Um incrível erro, que assegura a permanência do peão g das pretas no tabuleiro -e com isso as brancas estão perdidas-. Será que Aronian, que estava em pleno apuro de tempo, tentou ganhar de qualquer jeito -o resultado que necessitava para não perder de vista os primeiros lugares-? 50.h6 leva ao empate, por exemplo na linha 50...g6 51.Rb5 Rxg5 52.a4 Rxh6 53.a5 g5 54.a6 g4 55.c4 g3 56.a7 g2 57.a8D g1D 58.Df8+ Rh5 59.Df5+=

50...Rg5 

O final ainda requer de técnica, porém o plano é claro: o rei captura os peões abrindo passo ao peão g e volta para o centro, enquanto o bispo detém os peões da ala de dama 

51.Rb5 Rxh5 52.a4 Rxg6 53.a5 Rf6 54.a6 

54.c4 Re5! 55.a6 Rd4-+

54...Bd5 55.c4 Ba8 56.Rb6 Re5 57.Rc7 


57...g5! 

A última esperança branca era 57...Rd4? onde 58.Rd6 Rxc4 (58...g5? 59.c5 g4 60.c6+-) 59.Re5 empata pois não há forma de defender o peão g!

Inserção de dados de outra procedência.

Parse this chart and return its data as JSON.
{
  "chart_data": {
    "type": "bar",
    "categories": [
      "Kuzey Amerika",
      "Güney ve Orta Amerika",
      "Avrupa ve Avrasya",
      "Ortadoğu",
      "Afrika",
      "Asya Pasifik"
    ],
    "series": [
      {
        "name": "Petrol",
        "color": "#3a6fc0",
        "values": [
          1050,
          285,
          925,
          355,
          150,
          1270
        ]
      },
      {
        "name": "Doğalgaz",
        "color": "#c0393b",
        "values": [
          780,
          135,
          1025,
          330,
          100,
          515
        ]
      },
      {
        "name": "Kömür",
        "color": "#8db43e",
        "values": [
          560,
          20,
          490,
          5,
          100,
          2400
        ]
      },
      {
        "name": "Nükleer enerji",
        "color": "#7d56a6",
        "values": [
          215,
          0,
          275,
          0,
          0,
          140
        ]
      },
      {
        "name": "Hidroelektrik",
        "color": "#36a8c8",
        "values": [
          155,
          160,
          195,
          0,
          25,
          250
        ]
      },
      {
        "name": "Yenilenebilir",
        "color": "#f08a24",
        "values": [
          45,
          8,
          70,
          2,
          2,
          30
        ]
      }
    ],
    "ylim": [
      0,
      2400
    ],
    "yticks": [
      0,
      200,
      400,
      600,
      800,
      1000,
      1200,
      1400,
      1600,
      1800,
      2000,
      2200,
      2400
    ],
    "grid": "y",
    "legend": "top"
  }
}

58.Rb8 Be4 59.Rc7 g4 60.a7 

60.c5 Ba8 61.c6 (61.Rb8 Bc6 é semelhante ao jogo) 61...Rd5-+

60...g3 61.c5 Ba8 

Também ganha 61...g2 62.c6 Bxc6 63.Rxc6 g1D-+

62.Rb8 Bc6 

Se agora 63.Rc7 Rd5 ganha. Uma importante vitória para o ex campeão mundial, que agora tem chances de obter o torneio e ganhar mais uma oportunidade de enfrentar Anand 0–1

O jogo Carlsen - Ivanchuk percorreu as trilhas da variante de moda contra o sistema Taimanov da Siciliana: o ataque inglês. O ucraniano obteve bom jogo desde a abertura, porém de forma gradativa Carlsen foi melhorando a sua posição até obter boas chances de empate. Nessa hora, e tal vez alavancado pelos bons resultados prévios ante Ivanchuk, o norueguês começou jogar de forma muito agressiva e ao finalizar as complicações a sua posição era inferior. A fase técnica da luta foi conduzida de forma impecável pelo condutor das pretas, que deu uma das maiores surpresas do torneio ao ser o único em vencer Carlsen nesta prova. 
O resultado destas duas partidas teve uma implicância enorme no desenvolvimento da prova: agora Kramnik lidera com 8 unidades, seguido a meio ponto por Carlsen -e Aronian fica a ponto e meio- quando restam somente duas rodadas.
Os outros jogos da jornada, Gelfand - Svidler e Radjabov - Grischuk, acabaram em empate. Hoje é dia livre; o torneio continua o 31 de março com os enfrentamentos Kramnik - Gelfand, Radjabov - Carlsen, Grischuk - Aronian e Svidler - Ivanchuk.